Average speeds of time almost periodic traveling waves for rapidly/slowly oscillating reaction-diffusion equations

TL;DR

This paper investigates the asymptotic behavior of average wave speeds in time almost periodic reaction-diffusion equations, revealing how rapid or slow oscillations influence wave propagation and convergence to homogenized or averaged speeds.

Contribution

It provides new insights into the asymptotic average speeds of traveling waves in almost periodic environments, including explicit formulas and convergence rate estimates.

Findings

In rapidly oscillating environments, average speeds converge to the homogenized wave speed.

In slowly oscillating environments, average speeds approximate the arithmetic mean of frozen coefficient speeds.
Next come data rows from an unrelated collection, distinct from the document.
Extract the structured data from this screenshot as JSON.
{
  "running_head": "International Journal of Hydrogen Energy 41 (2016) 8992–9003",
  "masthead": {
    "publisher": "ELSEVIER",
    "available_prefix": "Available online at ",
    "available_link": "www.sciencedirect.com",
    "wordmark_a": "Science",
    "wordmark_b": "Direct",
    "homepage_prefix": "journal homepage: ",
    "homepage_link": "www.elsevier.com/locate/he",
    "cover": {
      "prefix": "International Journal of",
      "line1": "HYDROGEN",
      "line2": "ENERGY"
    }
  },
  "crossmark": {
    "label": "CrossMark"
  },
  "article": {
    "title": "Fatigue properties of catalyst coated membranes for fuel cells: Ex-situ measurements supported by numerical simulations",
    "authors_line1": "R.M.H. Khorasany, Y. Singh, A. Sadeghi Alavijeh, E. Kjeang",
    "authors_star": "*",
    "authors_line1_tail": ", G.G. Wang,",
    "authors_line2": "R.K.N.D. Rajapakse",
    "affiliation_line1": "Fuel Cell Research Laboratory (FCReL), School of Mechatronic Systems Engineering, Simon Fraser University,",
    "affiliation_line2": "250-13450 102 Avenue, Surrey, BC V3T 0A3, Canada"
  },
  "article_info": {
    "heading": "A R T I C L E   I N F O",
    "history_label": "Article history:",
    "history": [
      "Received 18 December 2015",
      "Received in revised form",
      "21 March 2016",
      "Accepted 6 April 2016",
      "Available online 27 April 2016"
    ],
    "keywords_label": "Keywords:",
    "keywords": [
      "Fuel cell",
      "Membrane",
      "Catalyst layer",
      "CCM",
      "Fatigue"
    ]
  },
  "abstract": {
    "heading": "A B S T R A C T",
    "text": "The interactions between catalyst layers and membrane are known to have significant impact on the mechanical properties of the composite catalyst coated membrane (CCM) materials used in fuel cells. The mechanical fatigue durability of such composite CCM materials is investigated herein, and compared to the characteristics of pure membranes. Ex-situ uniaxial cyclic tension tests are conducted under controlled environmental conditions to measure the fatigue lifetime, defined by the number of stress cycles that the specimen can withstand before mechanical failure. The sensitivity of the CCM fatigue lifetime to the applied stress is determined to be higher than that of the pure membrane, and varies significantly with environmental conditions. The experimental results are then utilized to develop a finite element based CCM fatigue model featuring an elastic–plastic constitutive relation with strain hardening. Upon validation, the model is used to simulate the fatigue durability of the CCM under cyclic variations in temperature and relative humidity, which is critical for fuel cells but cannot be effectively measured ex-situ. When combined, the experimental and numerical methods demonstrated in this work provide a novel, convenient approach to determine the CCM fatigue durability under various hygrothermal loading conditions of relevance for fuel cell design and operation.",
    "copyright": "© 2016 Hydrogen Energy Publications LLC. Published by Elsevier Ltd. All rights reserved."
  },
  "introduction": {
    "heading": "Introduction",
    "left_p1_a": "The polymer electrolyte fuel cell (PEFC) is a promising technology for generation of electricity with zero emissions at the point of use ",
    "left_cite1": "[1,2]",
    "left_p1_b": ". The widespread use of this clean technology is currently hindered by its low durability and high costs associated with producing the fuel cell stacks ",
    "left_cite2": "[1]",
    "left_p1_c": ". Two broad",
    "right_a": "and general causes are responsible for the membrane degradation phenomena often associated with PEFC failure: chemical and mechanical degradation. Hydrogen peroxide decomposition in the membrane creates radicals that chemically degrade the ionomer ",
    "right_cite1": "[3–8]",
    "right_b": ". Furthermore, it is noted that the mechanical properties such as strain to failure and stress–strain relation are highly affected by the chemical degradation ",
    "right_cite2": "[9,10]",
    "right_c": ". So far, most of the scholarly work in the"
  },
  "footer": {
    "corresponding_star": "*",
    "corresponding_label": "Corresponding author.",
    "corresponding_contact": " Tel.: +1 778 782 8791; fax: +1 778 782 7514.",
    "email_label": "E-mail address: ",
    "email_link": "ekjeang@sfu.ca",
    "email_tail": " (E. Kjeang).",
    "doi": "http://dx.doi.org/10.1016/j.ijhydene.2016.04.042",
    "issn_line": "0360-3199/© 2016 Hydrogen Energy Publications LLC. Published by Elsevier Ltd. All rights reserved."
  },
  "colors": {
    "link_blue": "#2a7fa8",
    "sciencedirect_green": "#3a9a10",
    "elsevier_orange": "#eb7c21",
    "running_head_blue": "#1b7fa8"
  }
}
Temporal variations significantly influence wave propagation and can alter directions even in periodic settings.

Abstract

This paper is concerned with the propagation dynamics of time almost periodic reaction-diffusion equations. Assuming the existence of a time almost periodic traveling wave connecting two stable steady states, we focus especially on the asymptotic behavior of average wave speeds in both rapidly oscillating and slowly oscillating environments. We prove that, in the rapidly oscillating case, the average speed converges to the constant wave speed of the homogenized equation; while in the slowly oscillating case, it approximates the arithmetic mean of the constant wave speeds for a family of equations with frozen coefficients. In both cases, we provide estimates on the convergence rates showing that, in comparison to the limiting speeds, the deviations of average speeds for almost periodic traveling waves are at most linear in certain sense. Furthermore, our explicit formulas for the limiting speeds indicate that temporal variations have significant influences on wave propagation. Even in periodic environments, it can alter the propagation direction of bistable equations.